Beautiful Letters are Happy Letters

You’d think that stuffing a plush toy would be the easiest part. But there’s a knack to doing it so your cute little Alphabet People don’t come out looking lumpy and weird-shaped.

1. The first trick is to stuff it while you’re sewing it together. Place the wrong sides of your finished knitted pieces together and use a mattress stitch to sew up your letter. (YouTube has several excellent videos demonstrating the mattress stitch.) As a leg or arm or head is formed, before it gets too far along, gently place some stuffing in that cavity. Notice that I said “gently.”

2. The second trick is to stuff your plush toy gently. If you cram a piece of stuffing in and pack it down, it’ll form a hard wad. The next piece you cram in will form another hard wad, and before you know it, your poor little Alphabet Person will be all lumpy and bumpy. So, gently place a fluffy, un-wadded piece of stuffing into the cavity. Press it into place with care, then add another fluffy piece and press it into place with care. This way, the fluffy pieces will mesh together and retain their soft, cuddly texture.

3. Don’t overstuff your Alphabet People.

Just Enough Stuffing

Add enough stuffing to your plush toy give it shape, but no more. Your goal is to create a toy that looks really nice and feels good. If you overstuff, the knitted fabric will stretch too far. You’ll see the stuffing through the stitches, your seams will show, and your plush toy will look bloated.
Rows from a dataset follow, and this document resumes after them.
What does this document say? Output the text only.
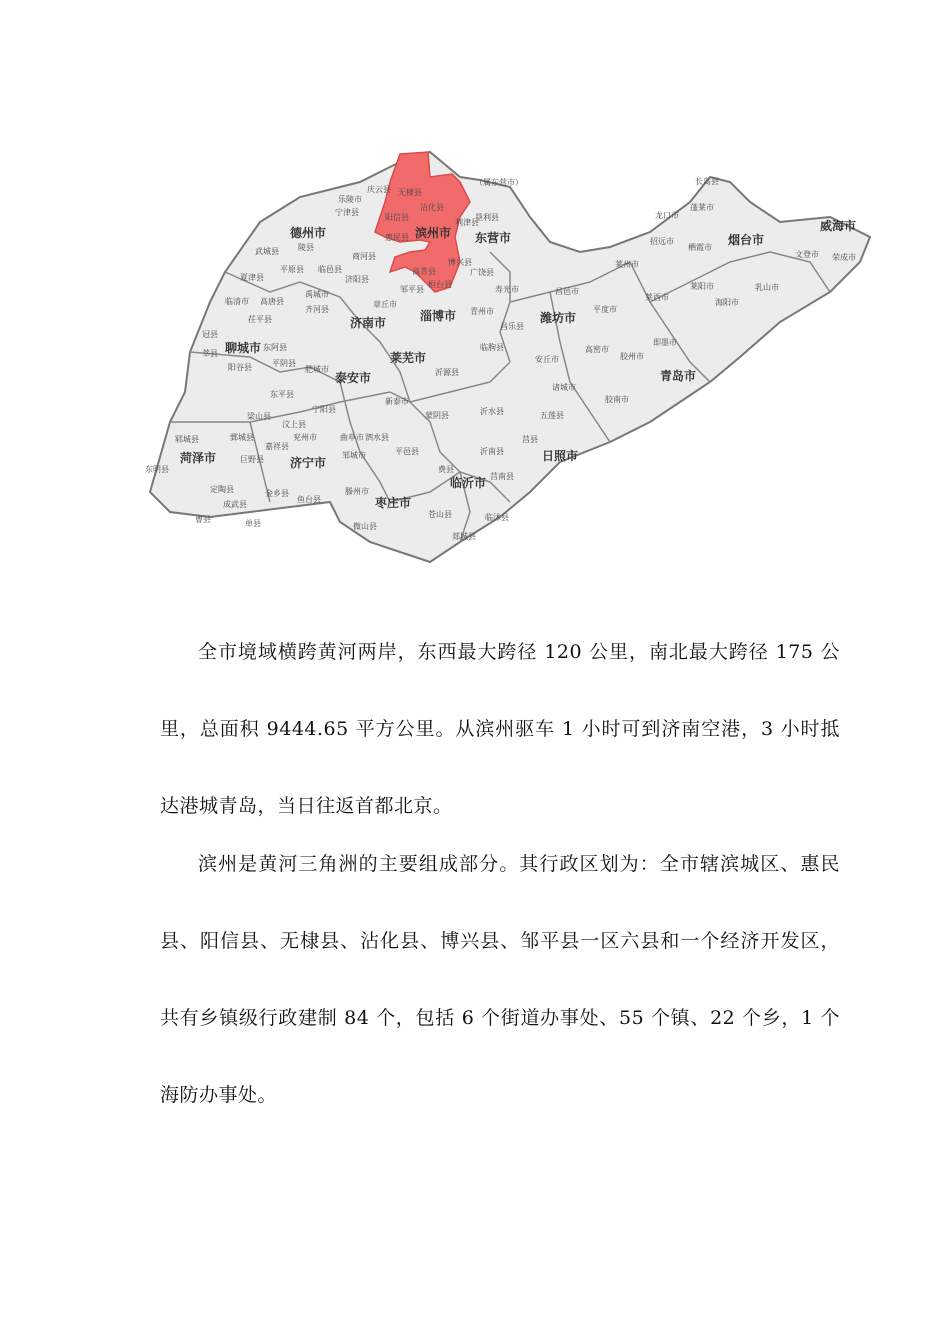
德州市
聊城市
济南市
滨州市 东营市
淄博市	潍坊市
烟台市
威海市
青岛市
莱芜市
泰安市
菏泽市	济宁市
临沂市
日照市
枣庄市
庆云县 无棣县
沾化县
乐陵市
宁津县
阳信县
惠民县
利津县
垦利县
（属东营市）
武城县 陵县
平原县
夏津县
临邑县
商河县
济阳县
高青县
博兴县
桓台县
邹平县
广饶县
寿光市	昌邑市
临清市 高唐县
禹城市
齐河县
章丘市
茌平县
冠县
莘县
东阿县
阳谷县	平阴县
肥城市
新泰市
沂源县
临朐县
青州市
昌乐县
安丘市
高密市
诸城市
平度市
莱西市
胶州市
即墨市
胶南市
五莲县
莒县
沂水县
蒙阴县
沂南县
平邑县
费县
莒南县
苍山县	临沭县
郯城县
东平县
宁阳县
汶上县
梁山县
兖州市	曲阜市 泗水县
邹城市
嘉祥县
郓城县	鄄城县
巨野县
东明县
定陶县
成武县
金乡县
鱼台县
曹县	单县	微山县
滕州市
长岛县
蓬莱市
龙口市
招远市
栖霞市
莱州市
莱阳市
海阳市
文登市 荣成市
乳山市

全市境域横跨黄河两岸，东西最大跨径 120 公里，南北最大跨径 175 公里，总面积 9444.65 平方公里。从滨州驱车 1 小时可到济南空港，3 小时抵达港城青岛，当日往返首都北京。

滨州是黄河三角洲的主要组成部分。其行政区划为：全市辖滨城区、惠民县、阳信县、无棣县、沾化县、博兴县、邹平县一区六县和一个经济开发区，共有乡镇级行政建制 84 个，包括 6 个街道办事处、55 个镇、22 个乡，1 个海防办事处。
Natural, gentle row shaping

4. Take time to look at what you’re doing. Think of your plush toy as a soft sculpture, and you’re the artist. As you gently press the stuffing into a cavity, look at its shape. Is there enough stuffing in the far corner? Is this arm/leg shaped the same as the other matching arm/leg? Every so often during the finishing process, hold the plush toy away from you, stand back, and evaluate how it looks. Are the knitted rows still neat and fairly straight? If you overstuff in spots, it will stretch the knitted material and the rows will look crooked. There should only be gentle, natural swells where the pattern has called for shaping.
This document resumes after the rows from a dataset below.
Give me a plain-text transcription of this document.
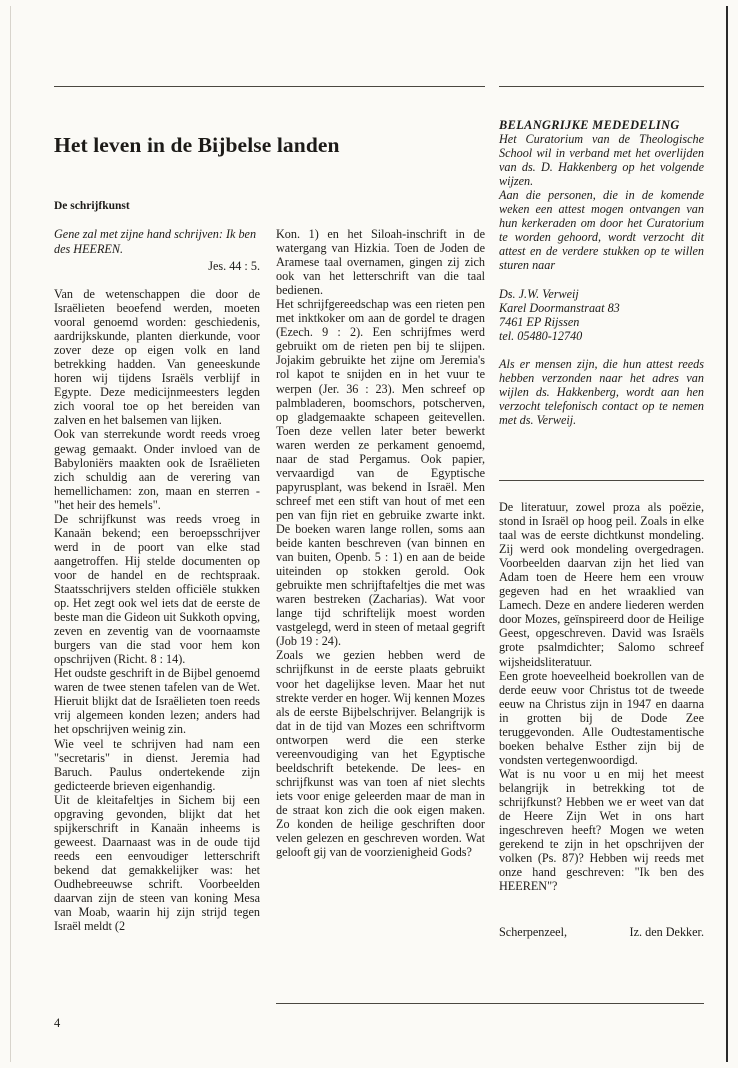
Het leven in de Bijbelse landen
De schrijfkunst
Gene zal met zijne hand schrijven: Ik ben des HEEREN.
Jes. 44 : 5.

Van de wetenschappen die door de Israëlieten beoefend werden, moeten vooral genoemd worden: geschiedenis, aardrijkskunde, planten dierkunde, voor zover deze op eigen volk en land betrekking hadden. Van geneeskunde horen wij tijdens Israëls verblijf in Egypte. Deze medicijnmeesters legden zich vooral toe op het bereiden van zalven en het balsemen van lijken.

Ook van sterrekunde wordt reeds vroeg gewag gemaakt. Onder invloed van de Babyloniërs maakten ook de Israëlieten zich schuldig aan de verering van hemellichamen: zon, maan en sterren - "het heir des hemels".

De schrijfkunst was reeds vroeg in Kanaän bekend; een beroepsschrijver werd in de poort van elke stad aangetroffen. Hij stelde documenten op voor de handel en de rechtspraak. Staatsschrijvers stelden officiële stukken op. Het zegt ook wel iets dat de eerste de beste man die Gideon uit Sukkoth opving, zeven en zeventig van de voornaamste burgers van die stad voor hem kon opschrijven (Richt. 8 : 14).

Het oudste geschrift in de Bijbel genoemd waren de twee stenen tafelen van de Wet. Hieruit blijkt dat de Israëlieten toen reeds vrij algemeen konden lezen; anders had het opschrijven weinig zin.

Wie veel te schrijven had nam een "secretaris" in dienst. Jeremia had Baruch. Paulus ondertekende zijn gedicteerde brieven eigenhandig.

Uit de kleitafeltjes in Sichem bij een opgraving gevonden, blijkt dat het spijkerschrift in Kanaän inheems is geweest. Daarnaast was in de oude tijd reeds een eenvoudiger letterschrift bekend dat gemakkelijker was: het Oudhebreeuwse schrift. Voorbeelden daarvan zijn de steen van koning Mesa van Moab, waarin hij zijn strijd tegen Israël meldt (2

Kon. 1) en het Siloah-inschrift in de watergang van Hizkia. Toen de Joden de Aramese taal overnamen, gingen zij zich ook van het letterschrift van die taal bedienen.

Het schrijfgereedschap was een rieten pen met inktkoker om aan de gordel te dragen (Ezech. 9 : 2). Een schrijfmes werd gebruikt om de rieten pen bij te slijpen. Jojakim gebruikte het zijne om Jeremia's rol kapot te snijden en in het vuur te werpen (Jer. 36 : 23). Men schreef op palmbladeren, boomschors, potscherven, op gladgemaakte schapeen geitevellen. Toen deze vellen later beter bewerkt waren werden ze perkament genoemd, naar de stad Pergamus. Ook papier, vervaardigd van de Egyptische papyrusplant, was bekend in Israël. Men schreef met een stift van hout of met een pen van fijn riet en gebruike zwarte inkt. De boeken waren lange rollen, soms aan beide kanten beschreven (van binnen en van buiten, Openb. 5 : 1) en aan de beide uiteinden op stokken gerold. Ook gebruikte men schrijftafeltjes die met was waren bestreken (Zacharias). Wat voor lange tijd schriftelijk moest worden vastgelegd, werd in steen of metaal gegrift (Job 19 : 24).

Zoals we gezien hebben werd de schrijfkunst in de eerste plaats gebruikt voor het dagelijkse leven. Maar het nut strekte verder en hoger. Wij kennen Mozes als de eerste Bijbelschrijver. Belangrijk is dat in de tijd van Mozes een schriftvorm ontworpen werd die een sterke vereenvoudiging van het Egyptische beeldschrift betekende. De lees- en schrijfkunst was van toen af niet slechts iets voor enige geleerden maar de man in de straat kon zich die ook eigen maken. Zo konden de heilige geschriften door velen gelezen en geschreven worden. Wat gelooft gij van de voorzienigheid Gods?

BELANGRIJKE MEDEDELING

Het Curatorium van de Theologische School wil in verband met het overlijden van ds. D. Hakkenberg op het volgende wijzen.

Aan die personen, die in de komende weken een attest mogen ontvangen van hun kerkeraden om door het Curatorium te worden gehoord, wordt verzocht dit attest en de verdere stukken op te willen sturen naar

Ds. J.W. Verweij
Karel Doormanstraat 83
7461 EP Rijssen
tel. 05480-12740

Als er mensen zijn, die hun attest reeds hebben verzonden naar het adres van wijlen ds. Hakkenberg, wordt aan hen verzocht telefonisch contact op te nemen met ds. Verweij.

De literatuur, zowel proza als poëzie, stond in Israël op hoog peil. Zoals in elke taal was de eerste dichtkunst mondeling. Zij werd ook mondeling overgedragen. Voorbeelden daarvan zijn het lied van Adam toen de Heere hem een vrouw gegeven had en het wraaklied van Lamech. Deze en andere liederen werden door Mozes, geïnspireerd door de Heilige Geest, opgeschreven. David was Israëls grote psalmdichter; Salomo schreef wijsheidsliteratuur.

Een grote hoeveelheid boekrollen van de derde eeuw voor Christus tot de tweede eeuw na Christus zijn in 1947 en daarna in grotten bij de Dode Zee teruggevonden. Alle Oudtestamentische boeken behalve Esther zijn bij de vondsten vertegenwoordigd.

Wat is nu voor u en mij het meest belangrijk in betrekking tot de schrijfkunst? Hebben we er weet van dat de Heere Zijn Wet in ons hart ingeschreven heeft? Mogen we weten gerekend te zijn in het opschrijven der volken (Ps. 87)? Hebben wij reeds met onze hand geschreven: "Ik ben des HEEREN"?

Scherpenzeel,	Iz. den Dekker.
4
5. Use your fingers to shape corners while sewing it together. Your finished corners should be ever so slightly rounded, not squared-off with a point. Stitch right up to a corner and pull your stitches tight. As you start down the next horizontal/vertical, make about three or four loose stitches. Then, on the wrong side of the piece, insert one finger into where the corner will be and pull your yarn tight. This helps to form that corner shape.

6. Weave your yarn ends into the seams as you go. A lot of loose ends can get tangled up in the stuffing and prevent it from meshing together properly. And by now, you know what that could mean – lumps in your plush toy! You won’t be able to weave the last few ends into the seams, but just trim those to about two inches and tuck them neatly along the sides as you stuff and sew.

Make neat corners

7. Make your final corner match the rest. When you get to the final few stitches at the very end, gently press those corner edges into themselves as you stitch. This will help to shape it into a slightly rounded corner to match the rest. Make your final stitch directly into the corner and bring your needle out another place on the body of the plush toy. Pull gently on the yarn to help your final corner be more of an “insy” than an “outsy.” Clip the yarn close to the body; the end will disappear inside.

8. Give your plush toy a massage. When you’re finished, gently massage the plush toy into just the right shape. If it’s a little bit lumpy, massage those lumps until they loosen up and redistribute a bit. If a limb is sagging, tug it into place. Smooth the knitted rows into place. Don’t be afraid to work with your finished Alphabet People to make them look their very best.